SYNOPSIS
#include <curl/curl.h>size_t read_callback(char *buffer, size_t size, size_t nitems, void *instream);
CURLcode curl_easy_setopt(CURL *handle, CURLOPT_READFUNCTION, read_callback);
DESCRIPTION
Pass a pointer to your callback function, as the prototype shows above.This callback function gets called by libcurl as soon as it needs to read data in order to send it to the peer - like if you ask it to upload or post data to the server. The data area pointed at by the pointer buffer should be filled up with at most size multiplied with nmemb number of bytes by your function.
Your function must then return the actual number of bytes that it stored in that memory area. Returning 0 will signal end-of-file to the library and cause it to stop the current transfer.
If you stop the current transfer by returning 0 "pre-maturely" (i.e before the server expected it, like when you've said you will upload N bytes and you upload less than N bytes), you may experience that the server "hangs" waiting for the rest of the data that won't come.
The read callback may return CURL_READFUNC_ABORT to stop the current operation immediately, resulting in a CURLE_ABORTED_BY_CALLBACK error code from the transfer.
The callback can return CURL_READFUNC_PAUSE to cause reading from this connection to pause.

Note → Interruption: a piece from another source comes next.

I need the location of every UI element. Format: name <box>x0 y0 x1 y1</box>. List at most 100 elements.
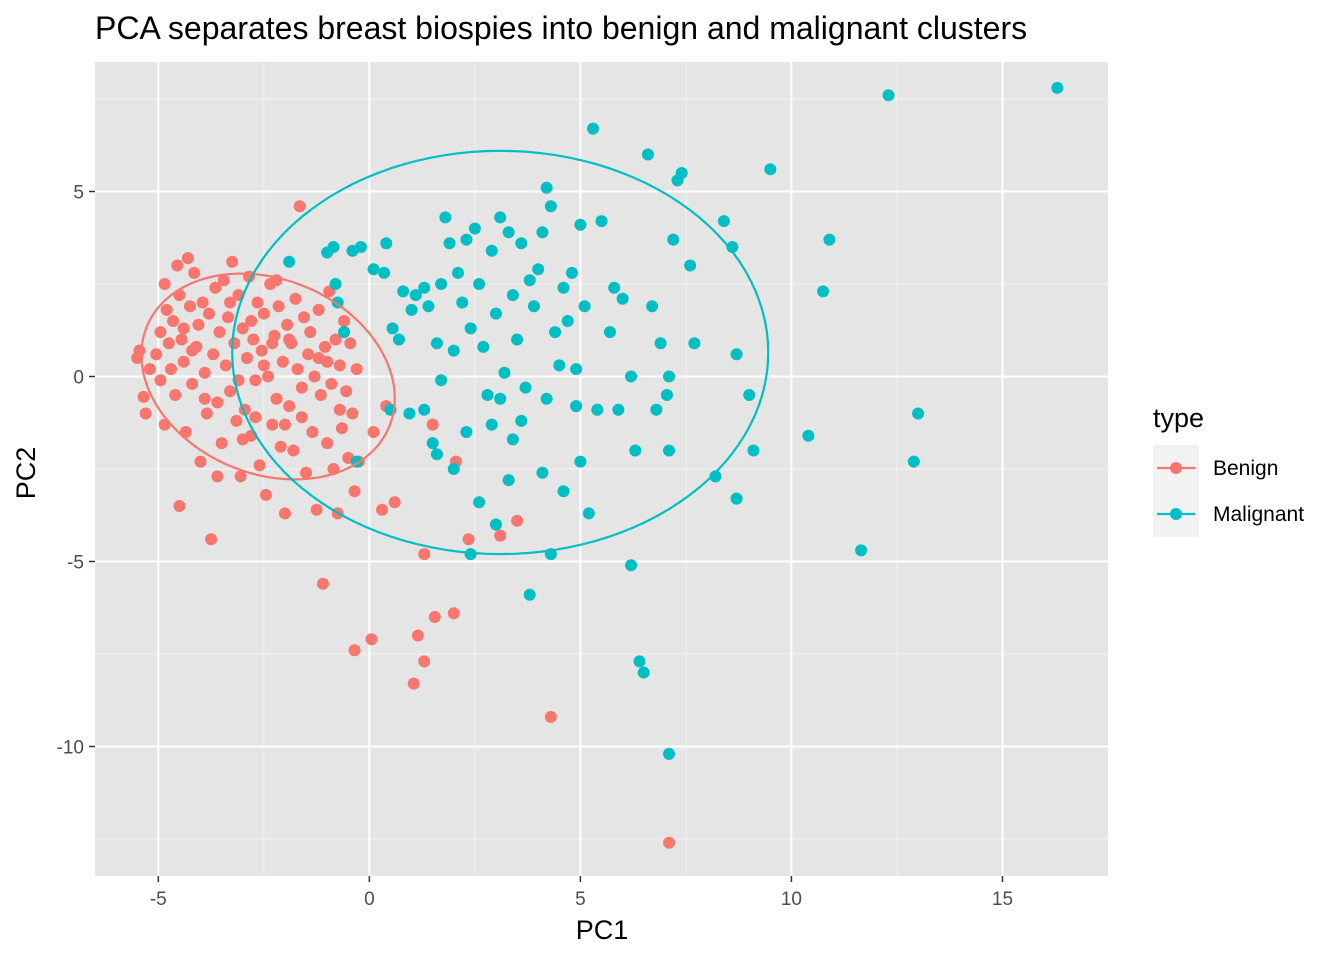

See curl_easy_pause(3) for further details.
Bugs: when doing TFTP uploads, you must return the exact amount of data that the callback wants, or it will be considered the final packet by the server end and the transfer will end there.
If you set this callback pointer to NULL, or don't set it at all, the default internal read function will be used. It is doing an fread() on the FILE * userdata set with CURLOPT_READDATA(3).